MM: Fashion is not something that is written in stone where you have to respect all the rules otherwise you won’t look good. Fashion should be something personal and should be the expression of your soul – of the way you are. You should personalize your way. We shouldn’t all look the same. But, on the other hand, there are certain guidelines to follow that will help you look good.
Editor: Can you tell me a bit more about the fabrics Italians use in their suits?
MM: We get our fabrics from Biella, which is this little city in Piemonte famous for its wool. They’ve been trying to copy their wool everywhere, especially in China. But they haven’t been able to even come close to it for one main reason: the water. The water they use to wash the wool before they put them in the mills and start to weave them – the water is unique there. So they haven’t been able to—the outcome of the fabrics from elsewhere has never even been able to come close to what they’ve done there. That’s why even in China, where they do mass production, they go and buy the fabrics from Biella. In Italy they are very much aware of what kind of fabric goes into this season.
Editor: What fabrics, other than wool, are used in Italian men’s fashion?
MM: They use linen a lot. And silk renders the fabric much more luscious and it gives a little sheen and that high end touch.
Editor: But isn’t silk very delicate?
MM: Yes, but in menswear it’s always mixed with something like linen or wool. There’s also certain wool, like Merino wool, that has that little sheen. We have a few suits that are made with that mix of virgin wool and silk and they’re really beautiful, both to look at and to touch. One of our disadvantages is the fact that people can’t touch or try the suit until they receive it.
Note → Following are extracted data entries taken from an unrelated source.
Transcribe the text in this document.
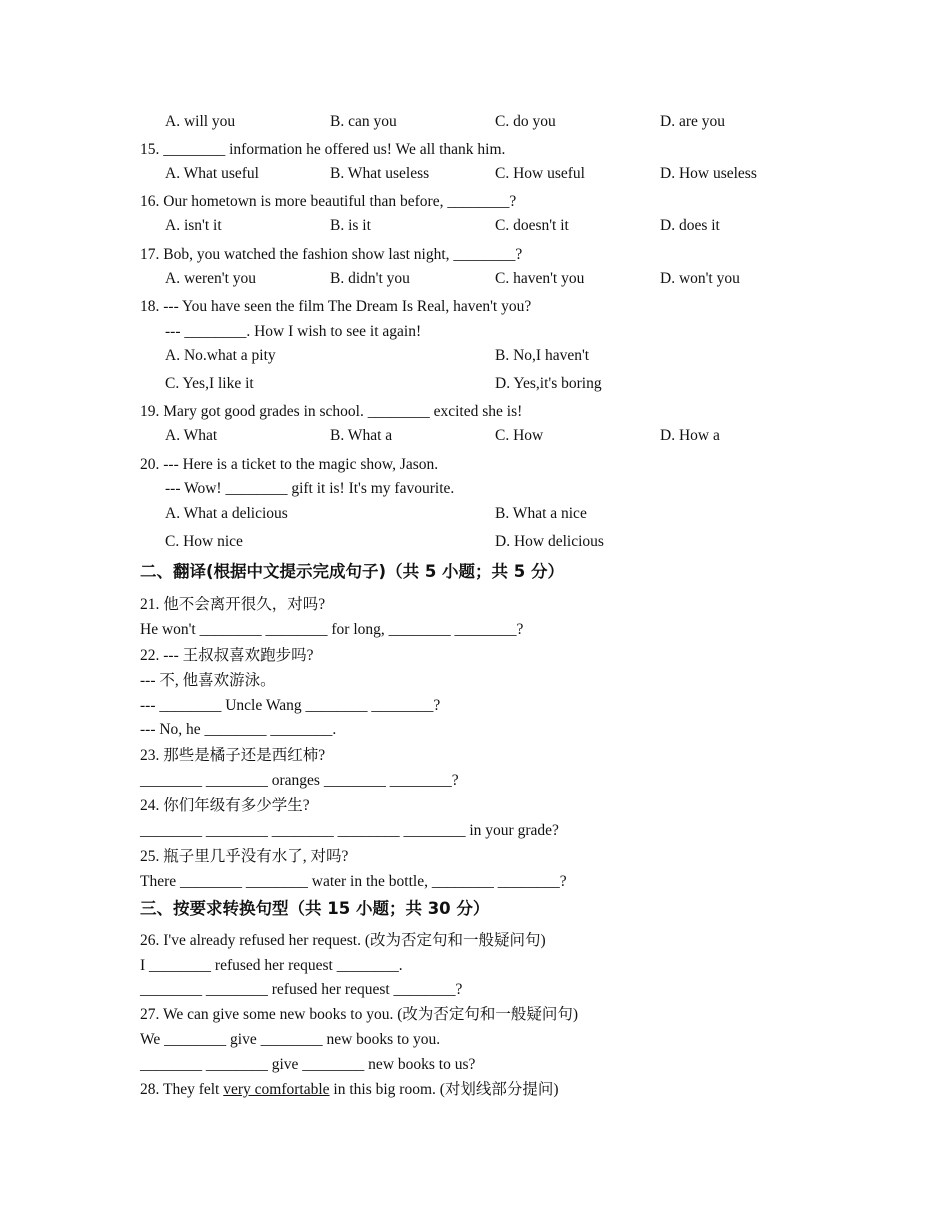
A. will you	B. can you	C. do you	D. are you
15. ________ information he offered us! We all thank him.
A. What useful	B. What useless	C. How useful	D. How useless
16. Our hometown is more beautiful than before, ________?
A. isn't it	B. is it	C. doesn't it	D. does it
17. Bob, you watched the fashion show last night, ________?
A. weren't you	B. didn't you	C. haven't you	D. won't you
18. --- You have seen the film The Dream Is Real, haven't you?
--- ________. How I wish to see it again!
A. No.what a pity	B. No,I haven't
C. Yes,I like it	D. Yes,it's boring
19. Mary got good grades in school. ________ excited she is!
A. What	B. What a	C. How	D. How a
20. --- Here is a ticket to the magic show, Jason.
--- Wow! ________ gift it is! It's my favourite.
A. What a delicious	B. What a nice
C. How nice	D. How delicious
二、翻译(根据中文提示完成句子)（共 5 小题；共 5 分）
21. 他不会离开很久，对吗?
He won't ________ ________ for long, ________ ________?
22. --- 王叔叔喜欢跑步吗?
--- 不, 他喜欢游泳。
--- ________ Uncle Wang ________ ________?
--- No, he ________ ________.
23. 那些是橘子还是西红柿?
________ ________ oranges ________ ________?
24. 你们年级有多少学生?
________ ________ ________ ________ ________ in your grade?
25. 瓶子里几乎没有水了, 对吗?
There ________ ________ water in the bottle, ________ ________?
三、按要求转换句型（共 15 小题；共 30 分）
26. I've already refused her request. (改为否定句和一般疑问句)
I ________ refused her request ________.
________ ________ refused her request ________?
27. We can give some new books to you. (改为否定句和一般疑问句)
We ________ give ________ new books to you.
________ ________ give ________ new books to us?
28. They felt very comfortable in this big room. (对划线部分提问)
If we had a store we’d be able to double our prices because of the way they look, because of the quality, because of the way they feel. And especially with suits, the way they drape on you depends on how they’re constructed and the fabrics.
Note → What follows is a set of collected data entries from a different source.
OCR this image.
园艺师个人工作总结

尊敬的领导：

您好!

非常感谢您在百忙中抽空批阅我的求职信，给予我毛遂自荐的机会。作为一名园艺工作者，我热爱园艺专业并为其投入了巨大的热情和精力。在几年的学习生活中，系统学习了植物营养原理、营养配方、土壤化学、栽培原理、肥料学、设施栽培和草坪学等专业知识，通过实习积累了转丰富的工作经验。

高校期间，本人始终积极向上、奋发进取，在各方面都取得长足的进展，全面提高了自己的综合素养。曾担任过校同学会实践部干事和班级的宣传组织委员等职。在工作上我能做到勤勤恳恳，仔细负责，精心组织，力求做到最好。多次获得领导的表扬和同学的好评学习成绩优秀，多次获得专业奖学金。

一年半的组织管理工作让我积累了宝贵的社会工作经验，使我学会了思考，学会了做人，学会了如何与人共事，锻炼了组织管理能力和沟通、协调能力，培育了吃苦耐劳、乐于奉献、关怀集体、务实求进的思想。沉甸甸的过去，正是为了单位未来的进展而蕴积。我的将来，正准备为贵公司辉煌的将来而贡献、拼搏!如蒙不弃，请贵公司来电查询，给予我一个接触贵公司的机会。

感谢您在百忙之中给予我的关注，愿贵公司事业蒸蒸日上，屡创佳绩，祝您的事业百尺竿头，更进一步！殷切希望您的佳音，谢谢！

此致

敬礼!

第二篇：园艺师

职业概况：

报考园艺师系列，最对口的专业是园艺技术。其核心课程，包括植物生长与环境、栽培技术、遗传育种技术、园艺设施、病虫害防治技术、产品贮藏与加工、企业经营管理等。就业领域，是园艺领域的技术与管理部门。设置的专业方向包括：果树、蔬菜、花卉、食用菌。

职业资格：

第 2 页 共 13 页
Editor: So maybe there will be a Moda In Style retail store in the future?
MM: Well, if we had that ability to put a suit on every potential client—but opening a store is risky. I’ve had a few local clients and they always go home super happy and they can’t believe what a great deal they’ve got. But because of the internet you can reach out to customers all over the world.
Editor: Where are most of your customers?
MM: We used to have 70-75% in the U.S., but that has shifted dramatically with the economy and the currency exchange isn’t helping. Right now we have about half from the U.S. and we have many Australians and a growing number of Russians, and the U.K. and Canada.
Editor: And you mentioned that your design and manufacturing is done in Florence, correct?
MM: Yes, right. But our operations are in Bologna. When the suits are made they are moved to Bologna and that’s where we have a warehouse and where we ship everything from.
Editor: Those are two very expensive cities in Italy, perhaps the most expensive cities?
MM: Yes, but we have the luck of having partners that come from there. We have the two partners in Florence and then the other partner is in Bologna. It’s where he is from. The idea to market everything from here was to give people the reassurance that there is an American company behind it. We’re incorporated here in the U.S. and we have offices in Boca Raton. The website is also registered in the U.S.
Editor: How many suits are there on your website?
MM: Right now we have about 300 suits. Plus we have another hundred in production, as well as 100 sports coats in production. We also have a stock of Pal Zileri ties, but in the future we’ll add something of our own as well.
Editor: What about the latest trends in men’s fashion? Do you follow the trends?
MM: Our styles are classics. We try not to go into the trends too much. The trends come and go, but the classics will remain in a man’s wardrobe for a lifetime.